Researchers with the Ohio State University Wexner Medical Center are finding out more about the link between chronic pain and opioid use disorders.

“Among folks with opioid use disorder, chronic pain is pretty high,” said Dr. O. Trent Hall, the author of a recent study in this area.

Hall and his team looked into central sensitization in people living with an opioid use disorder.

“Central sensitization can be explained as abnormal pain processing in the spinal cord and brain,” said Hall. “And what that does is amplifies pain in the same way that a megaphone amplifies a person’s voice.”

That amplified pain can be debilitating, and about two-thirds of people receiving treatment for an opioid use disorder experiencing pain, Hall said. He also noted that pain can lead to using drugs again.

“Pain is a very potent trigger for relapse,” Hall said. “And we know in the news every day we see more and more people dying from fentanyl overdose, and in the age of fentanyl, a single relapse can be deadly.”

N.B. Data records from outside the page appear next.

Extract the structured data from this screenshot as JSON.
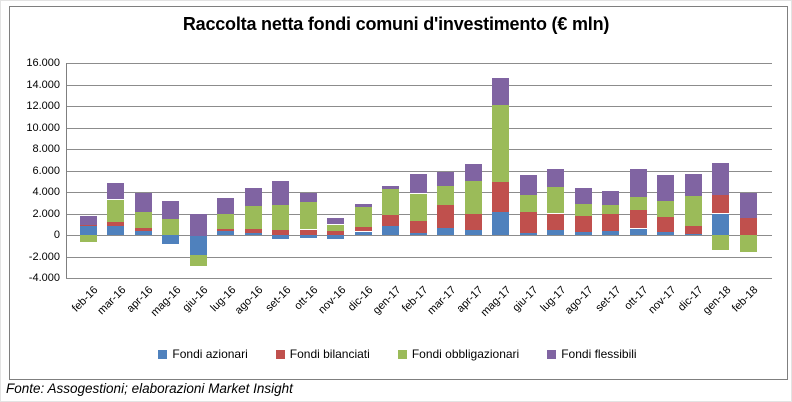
{
  "title": "Raccolta netta fondi comuni d'investimento (€ mln)",
  "footer": {
    "text": "Fonte: Assogestioni; elaborazioni Market Insight"
  },
  "colors": {
    "azionari": "#4F81BD",
    "bilanciati": "#C0504D",
    "obbligazionari": "#9BBB59",
    "flessibili": "#8064A2",
    "gridline": "#8c8c8c",
    "frame_border": "#7f7f7f"
  },
  "chart_data": {
    "type": "bar",
    "stacked": true,
    "title": "Raccolta netta fondi comuni d'investimento (€ mln)",
    "xlabel": "",
    "ylabel": "",
    "grid": true,
    "legend_position": "bottom",
    "ylim": [
      -4000,
      16000
    ],
    "y_tick_step": 2000,
    "y_tick_labels": [
      "16.000",
      "14.000",
      "12.000",
      "10.000",
      "8.000",
      "6.000",
      "4.000",
      "2.000",
      "0",
      "-2.000",
      "-4.000"
    ],
    "categories": [
      "feb-16",
      "mar-16",
      "apr-16",
      "mag-16",
      "giu-16",
      "lug-16",
      "ago-16",
      "set-16",
      "ott-16",
      "nov-16",
      "dic-16",
      "gen-17",
      "feb-17",
      "mar-17",
      "apr-17",
      "mag-17",
      "giu-17",
      "lug-17",
      "ago-17",
      "set-17",
      "ott-17",
      "nov-17",
      "dic-17",
      "gen-18",
      "feb-18"
    ],
    "series": [
      {
        "name": "Fondi azionari",
        "color": "#4F81BD",
        "values": [
          800,
          800,
          350,
          -800,
          -1900,
          350,
          150,
          -400,
          -250,
          -400,
          300,
          900,
          150,
          650,
          500,
          2100,
          150,
          500,
          300,
          450,
          600,
          300,
          100,
          2000,
          0
        ]
      },
      {
        "name": "Fondi bilanciati",
        "color": "#C0504D",
        "values": [
          100,
          500,
          300,
          0,
          0,
          200,
          400,
          500,
          500,
          400,
          400,
          1000,
          1200,
          2100,
          1450,
          2800,
          2050,
          1500,
          1500,
          1550,
          1700,
          1400,
          800,
          1700,
          1650
        ]
      },
      {
        "name": "Fondi obbligazionari",
        "color": "#9BBB59",
        "values": [
          -650,
          2000,
          1450,
          1500,
          -1000,
          1400,
          2200,
          2300,
          2550,
          550,
          1900,
          2400,
          2500,
          1800,
          3100,
          7200,
          1550,
          2450,
          1100,
          800,
          1200,
          1500,
          2750,
          -1400,
          -1600
        ]
      },
      {
        "name": "Fondi flessibili",
        "color": "#8064A2",
        "values": [
          850,
          1500,
          1800,
          1650,
          2000,
          1450,
          1650,
          2200,
          850,
          600,
          300,
          300,
          1800,
          1300,
          1600,
          2500,
          1850,
          1700,
          1500,
          1300,
          2600,
          2400,
          2050,
          3000,
          2300
        ]
      }
    ]
  }
}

This new knowledge can help medical professionals better treat those living with these health problems, and Hall hopes it leads to doctors taking the pain of their patients seriously.

“Our medicines for opioid use disorder all work on the pain pathways in different ways that may be more or less beneficial to people with central sensitization,” he said. We also hope that it will be a new way of talking about pain and understanding that the pain of patients with opioid use disorder is real.”